By having an affair with Lot's wife, who turns out to be his half-sister, he fulfills Merlin's prophecy of his downfall as Mordred, who will later kill Arthur, is produced by this incestuous affair.
Also when Arthur, saddened by the death of Gareth and Gaheris, who are killed by Lancelot as he rescues Guinevere, states: And much more I am sorrier for my good knights' loss than for the loss of my fair queen; for queens I might have enough, but such a fellowship of good knights shall never be together in no company.King Arthur was a legendary British leader who, according to medieval histories and romances, led the defence of Britain against Saxon invaders in the late 5th and early 6th centuries.
The details of Arthur's story are mainly composed of folklore and literary invention, and his historical existence is debated and disputed by modern historians. The sparse historical background of Arthur is. King Arthur is a legendary British leader who, according to medieval histories and romances, led the defence of Britain against Saxon invaders in the late 5th and early 6th centuries.
The details of Arthur's story are mainly composed of folklore and literary invention, and his historical existence is debated and disputed by modern historians. The sparse historical background of Arthur is. Le Morte d'Arthur tells the story of King Arthur and his Knights at the Round Table.
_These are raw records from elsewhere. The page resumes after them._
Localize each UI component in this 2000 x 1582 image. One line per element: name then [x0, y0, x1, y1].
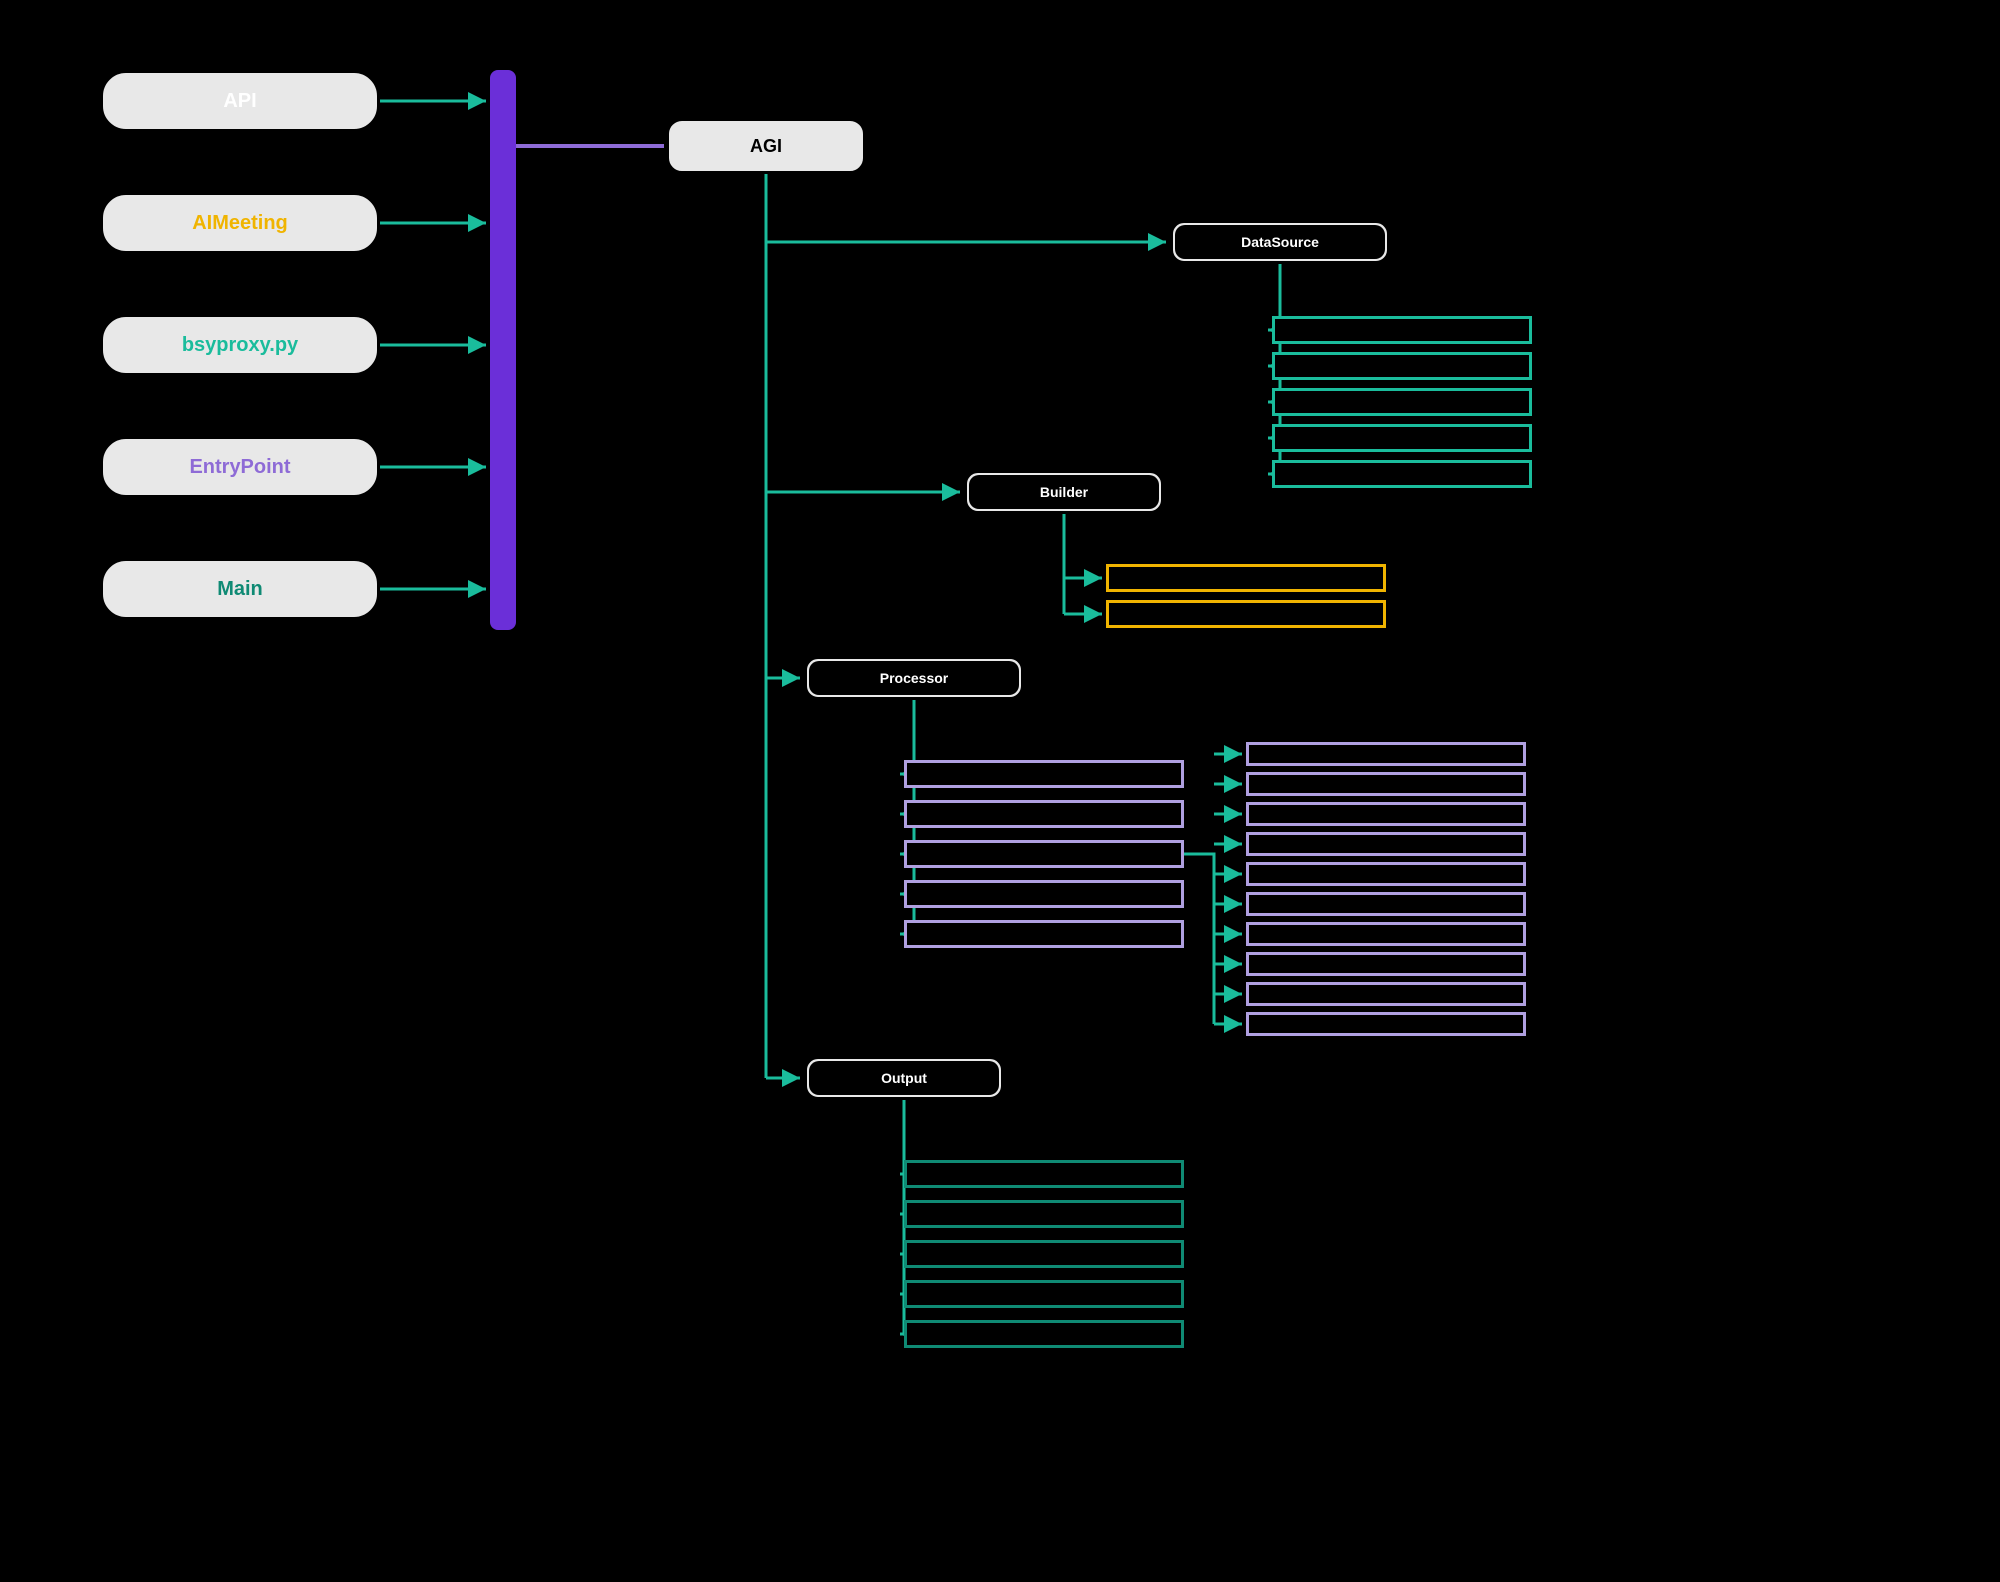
grp-processor-secondary-leaf: [1246, 862, 1526, 886]
group-header-label: Processor: [809, 661, 1019, 695]
group-header-label: Output: [809, 1061, 999, 1095]
input-label: bsyproxy.py: [182, 334, 298, 357]
grp-datasource-leaf: [1272, 460, 1532, 488]
group-header-label: Builder: [969, 475, 1159, 509]
grp-builder-leaf: [1106, 600, 1386, 628]
grp-processor-secondary-leaf: [1246, 922, 1526, 946]
grp-processor-leaf: [904, 880, 1184, 908]
grp-processor-header: Processor: [804, 656, 1024, 700]
grp-datasource-header: DataSource: [1170, 220, 1390, 264]
grp-output-leaf: [904, 1240, 1184, 1268]
grp-output-leaf: [904, 1280, 1184, 1308]
diagram-canvas: API AIMeeting bsyproxy.py EntryPoint Main AGI…: [0, 0, 2000, 1582]
in-entrypoint: EntryPoint: [100, 436, 380, 498]
root-label: AGI: [750, 136, 782, 157]
input-label: AIMeeting: [192, 212, 288, 235]
input-label: API: [223, 90, 256, 113]
grp-processor-secondary-leaf: [1246, 832, 1526, 856]
grp-output-leaf: [904, 1320, 1184, 1348]
grp-processor-leaf: [904, 840, 1184, 868]
grp-datasource-leaf: [1272, 352, 1532, 380]
grp-processor-secondary-leaf: [1246, 1012, 1526, 1036]
in-main: Main: [100, 558, 380, 620]
grp-processor-leaf: [904, 920, 1184, 948]
in-aimeeting: AIMeeting: [100, 192, 380, 254]
merge-bar: [490, 70, 516, 630]
in-api: API: [100, 70, 380, 132]
group-header-label: DataSource: [1175, 225, 1385, 259]
grp-datasource-leaf: [1272, 316, 1532, 344]
grp-datasource-leaf: [1272, 424, 1532, 452]
grp-processor-secondary-leaf: [1246, 772, 1526, 796]
grp-processor-secondary-leaf: [1246, 742, 1526, 766]
grp-output-leaf: [904, 1160, 1184, 1188]
grp-processor-secondary-leaf: [1246, 892, 1526, 916]
grp-output-header: Output: [804, 1056, 1004, 1100]
grp-datasource-leaf: [1272, 388, 1532, 416]
grp-processor-secondary-leaf: [1246, 982, 1526, 1006]
grp-output-leaf: [904, 1200, 1184, 1228]
grp-processor-leaf: [904, 800, 1184, 828]
grp-builder-header: Builder: [964, 470, 1164, 514]
grp-processor-secondary-leaf: [1246, 802, 1526, 826]
grp-processor-secondary-leaf: [1246, 952, 1526, 976]
input-label: EntryPoint: [189, 456, 290, 479]
input-label: Main: [217, 578, 263, 601]
root-node: AGI: [666, 118, 866, 174]
grp-processor-leaf: [904, 760, 1184, 788]
in-bsyproxy: bsyproxy.py: [100, 314, 380, 376]
grp-builder-leaf: [1106, 564, 1386, 592]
Arthur, who is son of King Uther Pendragon but was raised by another family, takes his rightful place as king when, as a boy, he is able to pull the sword called Excalibur from the stone.
Although he rules wisely. 1.
Tintagel. The legendary site of King Arthur’s conception is Tintagel Castle. Excavations demonstrated that, as the legends said, this was a fortified home of the ruler of Cornwall in about AD.
Tintagel has come to be associated with King Arthur as his birthplace, depicted by the Welsh monk Geoffrey of Monmouth in A History of the Kings of Britain (ca. ), and renewed by Alfred Lord Tennyson in Idylls of the King in the s.
The name King Arthur appears throughout a countless amount of literature, stories, cinema, and legend. King Arthur has always been a long-standing icon of heroism, and heroism is a theme mankind takes pleasure in romanticizing.